KITAB AYUB DAN TEOLOGI RETRIBUTIF
2 Teologi Retributif adalah salah satu tiang ilmu
filsafat yang bersifat universal. Paham ini dikenal di
berbagai peradaban dunia dengan nama yang berbeda-beda.
Ada yang mengenalnya sebagai ‘karma’. Peradaban Mesir
Kuno mengenal konsep ini di dalam “The Egyptian Book of
the Dead” di mana hati manusia akan ditimbang oleh para
dewa untuk menilai kemurnian hatinya yang akan
menentukan apakah orang itu akan diizinkan untuk masuk
keabadian. Peradaban Timur Jauh juga mengenal hal ini
dengan konsep “keadilan langit”.
Pada dasarnya Teologi Retributif adalah prinsip bahwa
perbuatan baik akan diberkati dan perbuatan jahat akan
dihukum. Persamaan ini terlihat sangat sederhana, tetapi
sangatlah mendasar. Teologi Retributif yang melampaui
kehidupan jasmani inilah yang menjadi dasar
yurisprudensi ilmu hukum. Di dalam persidangan, jika
aparat penegak hukum tidak mampu mengumpulkan bukti yang
kuat dan penuntut umum tidak mampu membangun kasus
penuntutan dengan sempurna, maka hakim akan selalu
diperhadapkan dengan dilema; menghukum orang yang tidak
bersalah, atau membiarkan orang yang bersalah bebas.

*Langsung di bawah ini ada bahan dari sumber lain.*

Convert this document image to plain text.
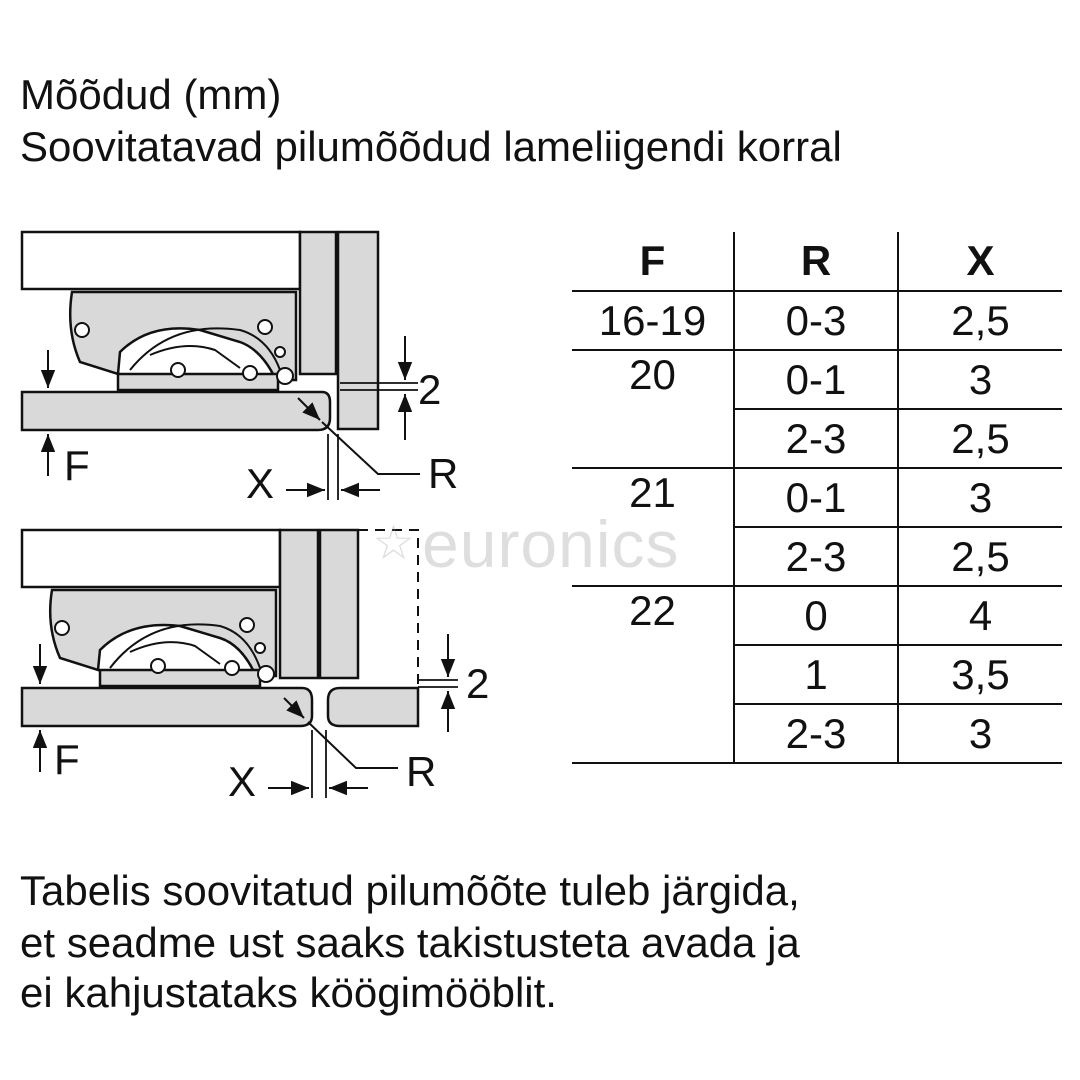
Mõõdud (mm)
Soovitatavad pilumõõdud lameliigendi korral
F
2
R
X
F
2
R
X
☆euronics
F	R	X
16-19	0-3	2,5
20	0-1	3
	2-3	2,5
21	0-1	3
	2-3	2,5
22	0	4
	1	3,5
	2-3	3
Tabelis soovitatud pilumõõte tuleb järgida,
et seadme ust saaks takistusteta avada ja
ei kahjustataks köögimööblit.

Dua-duanya merupakan pilihan yang tidak enak, namun
menghukum orang dengan ketidakjelasan barang bukti
adalah kejahatan yang lebih besar.
Dalam kasus seperti ini, hakim, biasanya akan berkata
seperti ini:
“Saudara terdakwa, karena kekurangmampuan penuntut umum
dan kecacatan barang bukti/saksi, maka saya sebagai
hakim harus menyatakan Saudara tidak bersalah, meskipun
hati nurani saya yang terdalam merasa bahwa Saudara
sebenarnya bersalah.
Namun Saudara terdakwa jangan bersenang hati dahulu,
karena nanti Saudara harus berdiri lagi di hadapan suatu
mahkamah, dan mahkamah itu tidak pernah kekurangan bahan
bukti, dan Saudara harus mempertanggungjawabkan semua
perbuatan Saudara di hadapan Hakim di atas semua hakim.”

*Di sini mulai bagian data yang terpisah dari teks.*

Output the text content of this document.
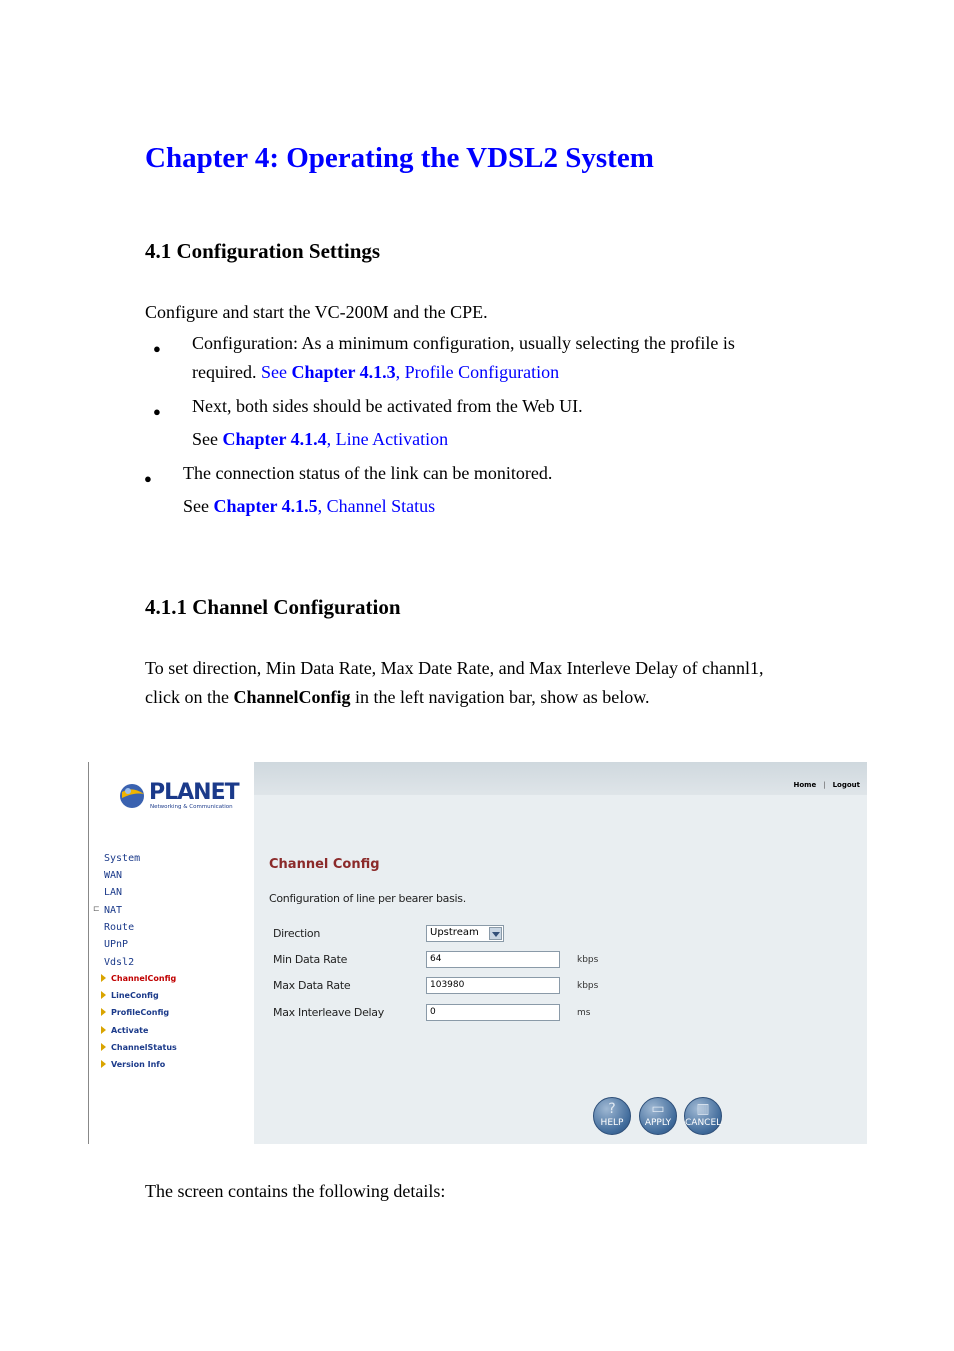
Chapter 4: Operating the VDSL2 System
4.1 Configuration Settings
Configure and start the VC-200M and the CPE.
● Configuration: As a minimum configuration, usually selecting the profile is
required. See Chapter 4.1.3, Profile Configuration
● Next, both sides should be activated from the Web UI.
See Chapter 4.1.4, Line Activation
● The connection status of the link can be monitored.
See Chapter 4.1.5, Channel Status
4.1.1 Channel Configuration
To set direction, Min Data Rate, Max Date Rate, and Max Interleve Delay of channl1,
click on the ChannelConfig in the left navigation bar, show as below.
PLANET
Networking & Communication
⊏
System
WAN
LAN
NAT
Route
UPnP
Vdsl2
ChannelConfig
LineConfig
ProfileConfig
Activate
ChannelStatus
Version Info
Home | Logout
Channel Config
Configuration of line per bearer basis.
Direction	Upstream
Min Data Rate	64	kbps
Max Data Rate	103980	kbps
Max Interleave Delay	0	ms
?
HELP
▭
APPLY
▥
CANCEL
The screen contains the following details:
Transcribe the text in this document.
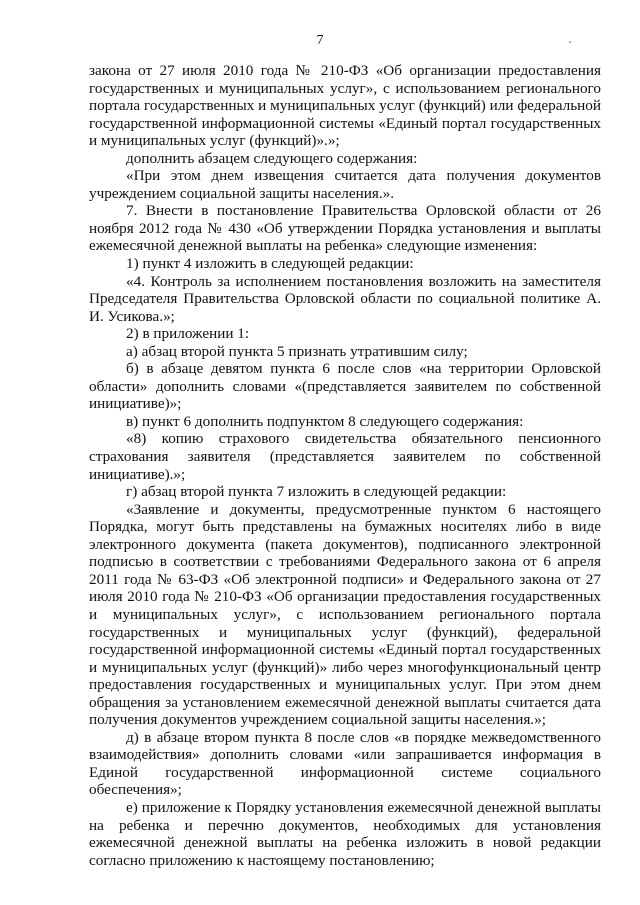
7

закона от 27 июля 2010 года № 210-ФЗ «Об организации предоставления государственных и муниципальных услуг», с использованием регионального портала государственных и муниципальных услуг (функций) или федеральной государственной информационной системы «Единый портал государственных и муниципальных услуг (функций)».»;

дополнить абзацем следующего содержания:

«При этом днем извещения считается дата получения документов учреждением социальной защиты населения.».

7. Внести в постановление Правительства Орловской области от 26 ноября 2012 года № 430 «Об утверждении Порядка установления и выплаты ежемесячной денежной выплаты на ребенка» следующие изменения:

1) пункт 4 изложить в следующей редакции:

«4. Контроль за исполнением постановления возложить на заместителя Председателя Правительства Орловской области по социальной политике А. И. Усикова.»;

2) в приложении 1:

а) абзац второй пункта 5 признать утратившим силу;

б) в абзаце девятом пункта 6 после слов «на территории Орловской области» дополнить словами «(представляется заявителем по собственной инициативе)»;

в) пункт 6 дополнить подпунктом 8 следующего содержания:

«8) копию страхового свидетельства обязательного пенсионного страхования заявителя (представляется заявителем по собственной инициативе).»;

г) абзац второй пункта 7 изложить в следующей редакции:

«Заявление и документы, предусмотренные пунктом 6 настоящего Порядка, могут быть представлены на бумажных носителях либо в виде электронного документа (пакета документов), подписанного электронной подписью в соответствии с требованиями Федерального закона от 6 апреля 2011 года № 63-ФЗ «Об электронной подписи» и Федерального закона от 27 июля 2010 года № 210-ФЗ «Об организации предоставления государственных и муниципальных услуг», с использованием регионального портала государственных и муниципальных услуг (функций), федеральной государственной информационной системы «Единый портал государственных и муниципальных услуг (функций)» либо через многофункциональный центр предоставления государственных и муниципальных услуг. При этом днем обращения за установлением ежемесячной денежной выплаты считается дата получения документов учреждением социальной защиты населения.»;

д) в абзаце втором пункта 8 после слов «в порядке межведомственного взаимодействия» дополнить словами «или запрашивается информация в Единой государственной информационной системе социального обеспечения»;

е) приложение к Порядку установления ежемесячной денежной выплаты на ребенка и перечню документов, необходимых для установления ежемесячной денежной выплаты на ребенка изложить в новой редакции согласно приложению к настоящему постановлению;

Ini adalah sebuah contoh sederhana Teologi Retributif
dijalankan. Tanpa kepercayaan kepada hal ini, yang
terjadi adalah ‘Court of Mob Justice’ (pengadilan
jalanan) yang akhirnya berdampak kepada kekacauan
masyarakat dan anarkisme.
Iblis mengerti akan hal ini, dan di dalam kitab Ayub
mencatat kisah hidup Ayub yang mengilustrasikan prinsip
Teologi Retributif.
1. Ayub adalah Orang yang Takut akan Tuhan
Kitab Ayub jelas mencatat bahwa Ayub adalah seseorang
yang hidupnya tidak bercela di hadapan Tuhan. Tuhan
sendiri menyatakannya:
“Lalu bertanyalah TUHAN kepada Iblis: “Apakah engkau
memperhatikan hamba-Ku Ayub? Sebab tiada seorang pun di
bumi seperti dia, yang demikian saleh dan jujur, yang
takut akan Allah dan menjauhi kejahatan.”” (Ayub 1:8)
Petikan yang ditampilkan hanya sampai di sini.